Max Garrott, my friend and esteemed missionary sempai (older colleague) was forced to leave Japan in 1942 and served for a time as a chaplain at the Japanese internment camps in Arkansas. During Passion Week and Easter in 1944, Dr. Garrott preached at the camp where Mary Yuriko was interned.

Perhaps she heard him preach or lead Bible study that week as she continued to be an active Christian even while incarcerated in the Jerome, Arkansas, camp.

While there, she met her future husband, Bill Kochiyama, a nisei (second-generation Japanese American) soldier fighting for the United States. The couple married in 1946 and moved to New York City two years later. There she became widely known as Yuri Kochiyama.

Yuri (“Lily”) died seven years ago, on June 1, 2014, at the age of 93.

The Combative “Lily”

After moving to New York and into public housing there, for the rest of her life Yuri Kochiyama was an activist. She became an outspoken and combative critic of the mistreatment not only of Japanese Americans but of other mistreated minorities living in the U.S.

In 1963 she met Malcomb X and became a combative supporter of his work for racial justice and human rights. When he was assassinated in 1965, the picture of the fallen Black leader in Life magazine shows Yuri crouched in the background, cradling his head.

During the 1960s, Yuri also became a contentious critic of the war in Vietnam and then for decades of what she saw as American “imperialism.”

The Compassionate “Lily”

Five days after her death in June 2014, the White House honored Kochiyama on its website:

Today, we honor the legacy of Yuri Kochiyama, a Japanese American activist who dedicated her life to the pursuit of social justice, not only for the Asian American and Pacific Islander (AAPI) community, but all communities of color.

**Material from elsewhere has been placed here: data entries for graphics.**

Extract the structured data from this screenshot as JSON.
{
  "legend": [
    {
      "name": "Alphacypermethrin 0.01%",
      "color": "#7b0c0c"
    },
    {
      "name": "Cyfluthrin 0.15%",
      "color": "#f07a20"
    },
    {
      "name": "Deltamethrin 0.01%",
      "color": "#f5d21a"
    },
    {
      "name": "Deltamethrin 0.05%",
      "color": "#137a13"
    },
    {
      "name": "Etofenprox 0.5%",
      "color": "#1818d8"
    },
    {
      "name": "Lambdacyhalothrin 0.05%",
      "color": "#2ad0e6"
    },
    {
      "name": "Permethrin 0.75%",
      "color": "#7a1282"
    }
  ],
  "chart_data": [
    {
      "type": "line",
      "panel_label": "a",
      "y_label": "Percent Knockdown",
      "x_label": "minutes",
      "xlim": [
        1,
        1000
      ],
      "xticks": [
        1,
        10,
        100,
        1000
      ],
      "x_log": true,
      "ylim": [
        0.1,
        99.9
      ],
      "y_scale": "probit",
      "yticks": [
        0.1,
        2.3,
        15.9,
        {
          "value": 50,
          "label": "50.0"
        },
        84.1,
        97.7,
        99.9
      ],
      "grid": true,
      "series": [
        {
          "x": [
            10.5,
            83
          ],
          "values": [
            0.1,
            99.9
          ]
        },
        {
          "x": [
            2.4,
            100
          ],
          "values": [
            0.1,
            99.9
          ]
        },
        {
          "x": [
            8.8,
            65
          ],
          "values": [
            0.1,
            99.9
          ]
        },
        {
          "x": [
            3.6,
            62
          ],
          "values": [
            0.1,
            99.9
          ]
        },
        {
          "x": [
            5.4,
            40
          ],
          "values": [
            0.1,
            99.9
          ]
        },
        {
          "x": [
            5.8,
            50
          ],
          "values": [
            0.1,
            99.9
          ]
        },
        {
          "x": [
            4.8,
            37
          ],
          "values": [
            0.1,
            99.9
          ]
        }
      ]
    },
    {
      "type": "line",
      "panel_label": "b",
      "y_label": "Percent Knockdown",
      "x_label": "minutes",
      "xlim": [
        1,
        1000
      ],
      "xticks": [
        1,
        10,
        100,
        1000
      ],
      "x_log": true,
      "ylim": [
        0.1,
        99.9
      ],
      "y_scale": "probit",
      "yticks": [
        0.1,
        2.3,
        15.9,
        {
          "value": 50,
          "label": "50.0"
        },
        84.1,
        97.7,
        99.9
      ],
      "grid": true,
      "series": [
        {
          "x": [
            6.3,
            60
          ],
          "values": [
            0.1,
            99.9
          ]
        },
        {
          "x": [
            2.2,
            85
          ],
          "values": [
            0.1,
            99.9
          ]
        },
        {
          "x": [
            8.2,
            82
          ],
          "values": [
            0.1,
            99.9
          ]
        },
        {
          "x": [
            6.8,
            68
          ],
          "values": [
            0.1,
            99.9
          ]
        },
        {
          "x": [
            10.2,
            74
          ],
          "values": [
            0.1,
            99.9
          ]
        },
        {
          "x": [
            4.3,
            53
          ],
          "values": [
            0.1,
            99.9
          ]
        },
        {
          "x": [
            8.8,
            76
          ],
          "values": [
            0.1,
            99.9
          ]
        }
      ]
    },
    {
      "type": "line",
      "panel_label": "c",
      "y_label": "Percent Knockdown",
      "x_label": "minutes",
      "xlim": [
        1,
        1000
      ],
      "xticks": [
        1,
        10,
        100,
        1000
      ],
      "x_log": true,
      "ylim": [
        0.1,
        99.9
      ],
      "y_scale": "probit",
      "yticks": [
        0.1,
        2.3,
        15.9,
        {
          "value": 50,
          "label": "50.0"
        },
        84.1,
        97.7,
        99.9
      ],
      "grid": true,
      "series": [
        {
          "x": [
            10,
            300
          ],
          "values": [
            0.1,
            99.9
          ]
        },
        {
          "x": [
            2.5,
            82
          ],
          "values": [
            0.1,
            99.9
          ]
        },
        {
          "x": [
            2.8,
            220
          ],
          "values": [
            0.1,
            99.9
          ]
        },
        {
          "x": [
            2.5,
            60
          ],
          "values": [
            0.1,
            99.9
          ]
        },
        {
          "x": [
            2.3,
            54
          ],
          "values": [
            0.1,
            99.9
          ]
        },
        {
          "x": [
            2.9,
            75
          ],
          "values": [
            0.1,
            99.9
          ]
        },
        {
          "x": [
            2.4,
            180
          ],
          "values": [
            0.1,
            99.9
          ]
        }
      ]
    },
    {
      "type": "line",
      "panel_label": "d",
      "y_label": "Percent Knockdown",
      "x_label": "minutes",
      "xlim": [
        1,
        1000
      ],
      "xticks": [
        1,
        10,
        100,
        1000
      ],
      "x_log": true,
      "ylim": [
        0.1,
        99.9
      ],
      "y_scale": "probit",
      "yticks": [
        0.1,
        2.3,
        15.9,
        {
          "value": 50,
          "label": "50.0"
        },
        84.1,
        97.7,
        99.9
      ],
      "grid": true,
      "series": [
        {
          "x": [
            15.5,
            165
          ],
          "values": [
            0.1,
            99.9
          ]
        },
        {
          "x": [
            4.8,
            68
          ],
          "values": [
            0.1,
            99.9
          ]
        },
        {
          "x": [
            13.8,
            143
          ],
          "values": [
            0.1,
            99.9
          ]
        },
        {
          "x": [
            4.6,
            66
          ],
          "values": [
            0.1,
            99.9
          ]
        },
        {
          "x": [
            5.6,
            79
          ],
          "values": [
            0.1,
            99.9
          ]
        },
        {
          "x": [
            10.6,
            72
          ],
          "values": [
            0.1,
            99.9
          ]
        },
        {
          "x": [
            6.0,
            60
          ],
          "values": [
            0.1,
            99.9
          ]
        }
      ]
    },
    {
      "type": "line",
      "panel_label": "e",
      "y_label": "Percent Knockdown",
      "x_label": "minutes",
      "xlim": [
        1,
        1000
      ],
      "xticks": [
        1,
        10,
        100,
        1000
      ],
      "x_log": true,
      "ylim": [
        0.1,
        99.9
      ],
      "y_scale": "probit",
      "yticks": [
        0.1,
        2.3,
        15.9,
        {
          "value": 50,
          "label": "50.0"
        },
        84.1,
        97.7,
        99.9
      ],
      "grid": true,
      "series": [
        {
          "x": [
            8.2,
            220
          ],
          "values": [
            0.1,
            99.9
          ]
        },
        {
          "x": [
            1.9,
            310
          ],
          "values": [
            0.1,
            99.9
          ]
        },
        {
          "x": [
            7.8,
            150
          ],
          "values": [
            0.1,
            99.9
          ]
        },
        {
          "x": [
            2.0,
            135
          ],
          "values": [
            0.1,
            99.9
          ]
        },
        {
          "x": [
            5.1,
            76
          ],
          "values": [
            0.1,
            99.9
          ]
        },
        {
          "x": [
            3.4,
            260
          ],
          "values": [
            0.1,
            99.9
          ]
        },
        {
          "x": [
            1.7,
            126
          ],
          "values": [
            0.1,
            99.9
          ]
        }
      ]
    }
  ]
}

That was an appropriate recognition for the combative and compassionate “Lily.”

Five years ago on what would have been her 95th birthday, a Google Doodle, which was both praised and criticized, said this about Yuri:

Kochiyama left a legacy of advocacy: for peace, U.S. political prisoners, nuclear disarmament, and reparations for Japanese Americans interned during the war. She was known for her tireless intensity and compassion, and remained committed to speaking out, consciousness-raising, and taking action until her death in 2014.

Here is one of “Lily” Kochiyama’s most quoted statements: 

While we may not agree with all the people and causes Yuri Kochiyama supported, can’t we at least appreciate these words of hers?

_______

** Yuri Kochiyama’s contentious and compassionate life’s work seems to be getting more and more recognition. 

A children’s book titled Rad American Women A – Z was published in 2015, and Yuri was the Y for the 26 women written about in that book.

In 2019 a book was published under the title Can I Get a Witness?: Thirteen Peacemakers, Community-Builders, and Agitators for Faith and Justice. The third chapter, following essays about Cesar Chavez and Howard Thurman, is titled “Setting the Captives Free: Yuri Kochiyama and Her Lifelong Fight against Unjust Imprisonment.”